Dr Pugno will present the Sixteenth National G. Gayle Stephens Lecture.  A panel on the subject of student interest in family medicine, will be headlined by Doctor Michael Prislin, Associate Dean for Students at the University of California Irvine School of Medicine, Doctor Lam Van, Chief Resident at the Indiana University/Methodist Hospital Family Medicine Residency Program, Indianapolis, and William Burnett of the Coastal Research Group.

A plenary session entitled “Benefits for the Hawai’ian Community: Initiatives of the University of Hawai’i Department of Family Medicine” will be comprised of Doctors Neal Palafox, Chair, Allan Hixon, Family Medicine Residency Program Director, and Lee Ellen Buenconsejo-Lum, Associate Director.

Mr Burnett will join Doctor Melnick and J. Scott Christman of the California Office of Statewide Health Planning and Development on uses of Geographic Information Systems technologies for family and community medicine.

A discussion on the impact of Title VII funding changes on family medicine education will be led by Dr Pugno, with responses from Doctors Joshua Freeman and Steven A. Crawford, respectively Chairs of the family medicine departments of Kansas University Medical Center, Kansas City and Oklahoma University Health Sciences Center, Oklahoma City.

Virginia Fowkes, FNP, MHS of Stanford University will speak on “AHECs and Public Health: Partners in Emergency Preparedness”.  Jonathan E.  Rodnick, Chair Emeritus of the University of California San Francisco, Department of Family and Community Medicine, will present his “Guidelines for the International Development of Family Medicine Education”, discussing the ways family physicians are trained in the United States, in comparison with the educational systems of several other countries.

Dr Elizabeth Burns, Chair of Family Medicine at the University of North Dakota, will present her studies of rural women’s health care.  Responding to her presentation will be Doctors Renee Crichlow of the Montana Family Medicine Residency Program, Billings and Penelope Tippy, of the Southern Illinois University Family Medicine Residency Program, Carbondale.
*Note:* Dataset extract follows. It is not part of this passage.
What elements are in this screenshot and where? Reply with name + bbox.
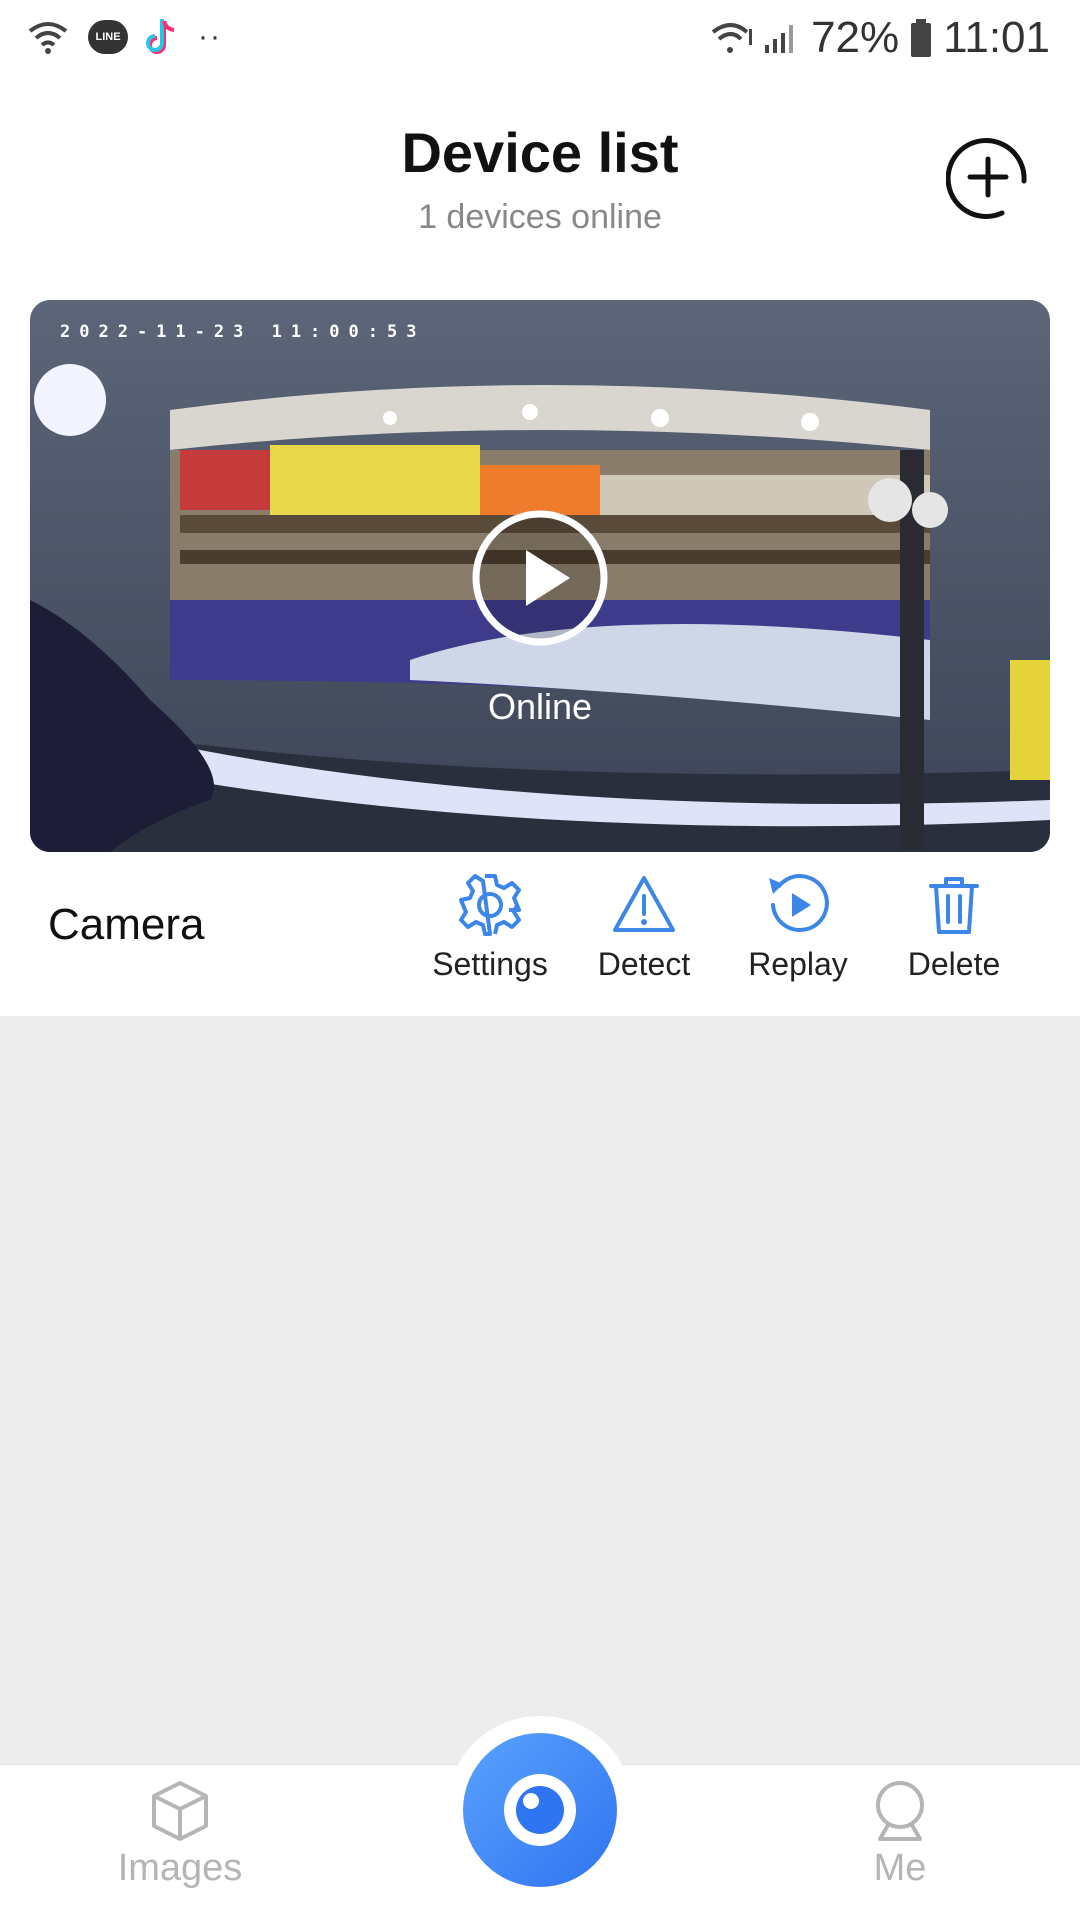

Other featured plenary speakers and panelists will include Doctors Marc E. Babitz of the University of Utah and Cynthia Olsen of Wright State University,  Dr Warwick Troy of Shueman-Troy Associates and Doctor Jamie Osborn of Loma Linda University.
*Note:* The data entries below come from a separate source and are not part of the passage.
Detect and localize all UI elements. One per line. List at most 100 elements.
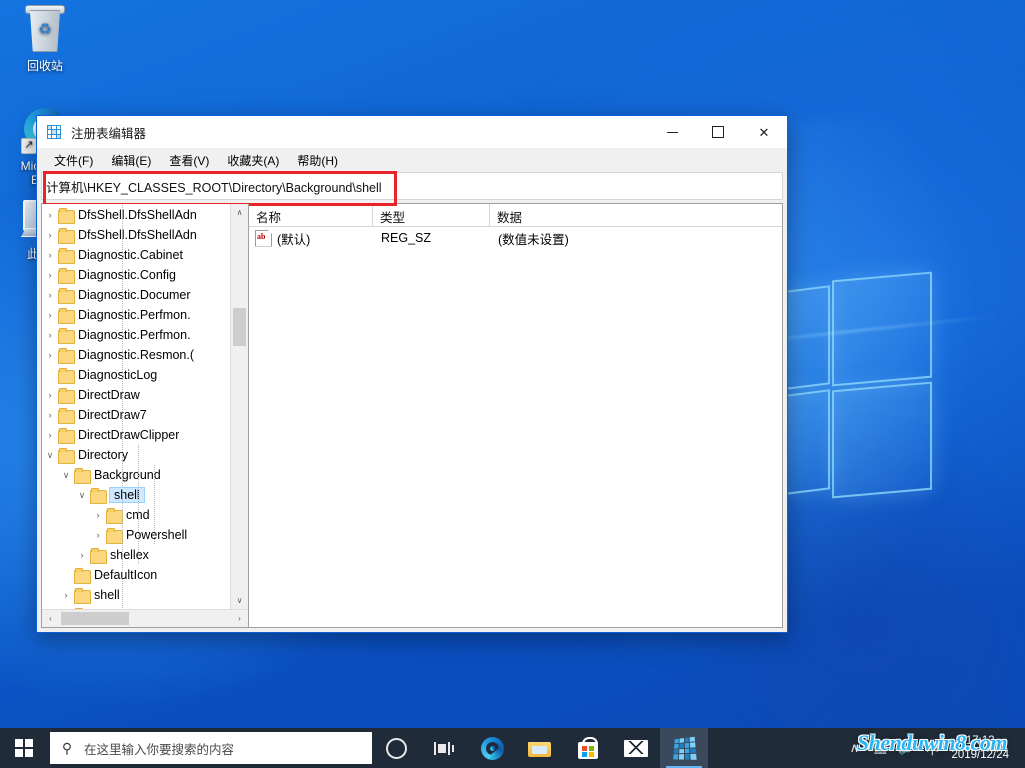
registry-values-pane[interactable]: 名称 类型 数据 ab (默认) REG_SZ (数值未设置) (249, 204, 782, 627)
chevron-down-icon[interactable]: ∨ (42, 445, 58, 465)
clock[interactable]: 17:13 2019/12/24 (945, 734, 1019, 762)
file-explorer-button[interactable] (516, 728, 564, 768)
tree-item[interactable]: › DirectDrawClipper (42, 425, 248, 445)
chevron-right-icon[interactable]: › (42, 405, 59, 425)
registry-editor-icon (673, 736, 697, 760)
tree-item-label: DirectDrawClipper (78, 428, 180, 442)
address-bar[interactable]: 计算机\HKEY_CLASSES_ROOT\Directory\Backgrou… (41, 171, 783, 206)
registry-tree[interactable]: › DfsShell.DfsShellAdn › DfsShell.DfsShellA… (42, 204, 248, 609)
horizontal-scroll-thumb[interactable] (61, 612, 129, 625)
cortana-button[interactable] (372, 728, 420, 768)
chevron-right-icon[interactable]: › (42, 205, 59, 225)
maximize-button[interactable] (695, 116, 741, 148)
chevron-right-icon[interactable]: › (42, 265, 59, 285)
registry-editor-button[interactable] (660, 728, 708, 768)
start-button[interactable] (0, 728, 48, 768)
network-icon[interactable]: 🖥 (867, 740, 893, 756)
tree-vertical-scrollbar[interactable]: ∧ ∨ (230, 204, 248, 609)
menu-bar[interactable]: 文件(F) 编辑(E) 查看(V) 收藏夹(A) 帮助(H) (37, 148, 787, 172)
window-titlebar[interactable]: 注册表编辑器 ✕ (37, 116, 787, 148)
tree-item[interactable]: ›cmd (42, 505, 248, 525)
tree-item[interactable]: › DfsShell.DfsShellAdn (42, 205, 248, 225)
tree-item[interactable]: ∨ shell (42, 485, 248, 505)
chevron-right-icon[interactable]: › (42, 245, 59, 265)
chevron-right-icon[interactable]: › (89, 505, 107, 525)
tree-item[interactable]: › shell (42, 585, 248, 605)
task-view-icon (434, 741, 454, 756)
tree-item[interactable]: › Diagnostic.Perfmon. (42, 325, 248, 345)
values-column-header[interactable]: 名称 类型 数据 (249, 204, 782, 227)
taskbar[interactable]: ⚲ 在这里输入你要搜索的内容 ∧ 🖥 🔈 中 17:13 2019/12/24 … (0, 728, 1025, 768)
chevron-right-icon[interactable]: › (42, 325, 59, 345)
chevron-right-icon[interactable]: › (42, 305, 59, 325)
chevron-down-icon[interactable]: ∨ (74, 485, 90, 505)
chevron-right-icon[interactable]: › (89, 525, 107, 545)
tree-item[interactable]: › DirectDraw (42, 385, 248, 405)
edge-button[interactable] (468, 728, 516, 768)
tree-horizontal-scrollbar[interactable]: ‹ › (42, 609, 248, 627)
vertical-scroll-thumb[interactable] (233, 308, 246, 346)
tree-item[interactable]: › Diagnostic.Perfmon. (42, 305, 248, 325)
ime-indicator[interactable]: 中 (919, 739, 945, 758)
tree-scroll-area[interactable]: › DfsShell.DfsShellAdn › DfsShell.DfsShellA… (42, 204, 248, 609)
tree-leaf-marker (42, 365, 58, 385)
tree-item-label: Diagnostic.Config (78, 268, 176, 282)
tree-item[interactable]: › Diagnostic.Resmon.( (42, 345, 248, 365)
column-header-data[interactable]: 数据 (490, 204, 782, 226)
menu-item-help[interactable]: 帮助(H) (288, 149, 347, 172)
microsoft-store-button[interactable] (564, 728, 612, 768)
chevron-right-icon[interactable]: › (42, 385, 59, 405)
column-header-type[interactable]: 类型 (373, 204, 490, 226)
tree-item[interactable]: DefaultIcon (42, 565, 248, 585)
tree-item[interactable]: › Powershell (42, 525, 248, 545)
chevron-right-icon[interactable]: › (42, 345, 59, 365)
chevron-right-icon[interactable]: › (73, 545, 91, 565)
folder-icon (58, 287, 75, 304)
menu-item-view[interactable]: 查看(V) (160, 149, 218, 172)
registry-editor-window[interactable]: 注册表编辑器 ✕ 文件(F) 编辑(E) 查看(V) 收藏夹(A) 帮助(H) … (36, 115, 788, 633)
registry-tree-pane[interactable]: › DfsShell.DfsShellAdn › DfsShell.DfsShellA… (42, 204, 249, 627)
tree-item[interactable]: › Diagnostic.Cabinet (42, 245, 248, 265)
system-tray[interactable]: ∧ 🖥 🔈 中 17:13 2019/12/24 Shenduwin8.com (841, 728, 1025, 768)
desktop-icon-recycle-bin[interactable]: ♻ 回收站 (8, 5, 82, 73)
chevron-right-icon[interactable]: › (42, 225, 59, 245)
tree-guide-line (154, 465, 155, 545)
search-input[interactable]: ⚲ 在这里输入你要搜索的内容 (50, 732, 372, 764)
chevron-right-icon[interactable]: › (42, 285, 59, 305)
tree-item[interactable]: › Diagnostic.Documer (42, 285, 248, 305)
folder-icon (58, 367, 75, 384)
minimize-button[interactable] (649, 116, 695, 148)
tree-item[interactable]: ∨ Directory (42, 445, 248, 465)
menu-item-edit[interactable]: 编辑(E) (102, 149, 160, 172)
tree-item[interactable]: ∨ Background (42, 465, 248, 485)
mail-button[interactable] (612, 728, 660, 768)
scroll-left-button[interactable]: ‹ (42, 610, 59, 627)
close-button[interactable]: ✕ (741, 116, 787, 148)
tree-item[interactable]: › shellex (42, 545, 248, 565)
scroll-up-button[interactable]: ∧ (231, 204, 248, 221)
folder-icon (106, 527, 123, 544)
table-row[interactable]: ab (默认) REG_SZ (数值未设置) (249, 227, 782, 249)
chevron-right-icon[interactable]: › (57, 585, 75, 605)
chevron-down-icon[interactable]: ∨ (58, 465, 74, 485)
tree-item[interactable]: › DirectDraw7 (42, 405, 248, 425)
values-list[interactable]: ab (默认) REG_SZ (数值未设置) (249, 227, 782, 249)
volume-icon[interactable]: 🔈 (893, 740, 919, 756)
task-view-button[interactable] (420, 728, 468, 768)
tree-item-label: Diagnostic.Resmon.( (78, 348, 195, 362)
chevron-right-icon[interactable]: › (42, 425, 59, 445)
tray-overflow-button[interactable]: ∧ (841, 740, 867, 756)
scroll-right-button[interactable]: › (231, 610, 248, 627)
scroll-down-button[interactable]: ∨ (231, 592, 248, 609)
address-text[interactable]: 计算机\HKEY_CLASSES_ROOT\Directory\Backgrou… (42, 177, 382, 196)
folder-icon (74, 567, 91, 584)
tree-item[interactable]: › Diagnostic.Config (42, 265, 248, 285)
menu-item-favorites[interactable]: 收藏夹(A) (218, 149, 288, 172)
column-header-name[interactable]: 名称 (249, 204, 373, 226)
tree-item[interactable]: › DfsShell.DfsShellAdn (42, 225, 248, 245)
tree-item[interactable]: DiagnosticLog (42, 365, 248, 385)
menu-item-file[interactable]: 文件(F) (45, 149, 102, 172)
The Seventeenth National Conference is an invitational conference, limited to approximately 55 persons, who are involved in community-based medical education and related public policy fields.

Registration INCLUDES hotel room.

The Seventeenth National Conference comprehensive rate INCLUDES four nights of hotel accommodations (Thursday, April 6, Friday, April 7, Saturday, April 8 and Sunday April 9, checking out at noon April 10, 2006) at the Grand Hyatt Kaua’i Resort and Spa.

About the Conference:

The Seventeenth National Conference, like its predecessor conferences, is an intense, three and a half day experience that begins in assigned breakout breakfast groups each day at 6:30 am and continues through mid-day.

No events are scheduled on Friday, Saturday or Sunday afternoon or evening.  As with all of the National Conferences, spouses/partners and families are welcome and encouraged to come.  The dedicated free time permits conference registrants to assure their families that they will have time for them.  Alternatively, it permits registrants to enjoy the surroundings in one of the world’s premiere destinations.

Concepts

Among the concepts integral to all of the conference’s activities, are the propositions that (1) all Americans should have access to primary health care, (2) that health care resources should be geographically distributed to promote such access, with special attention to rural and inner city areas, (3) that the concepts of family medicine, and of accessible comprehensive and continuous health care services, are critical elements for improving health care in the United States, (4) that family medicine residency programs and community health centers enhance primary health care access.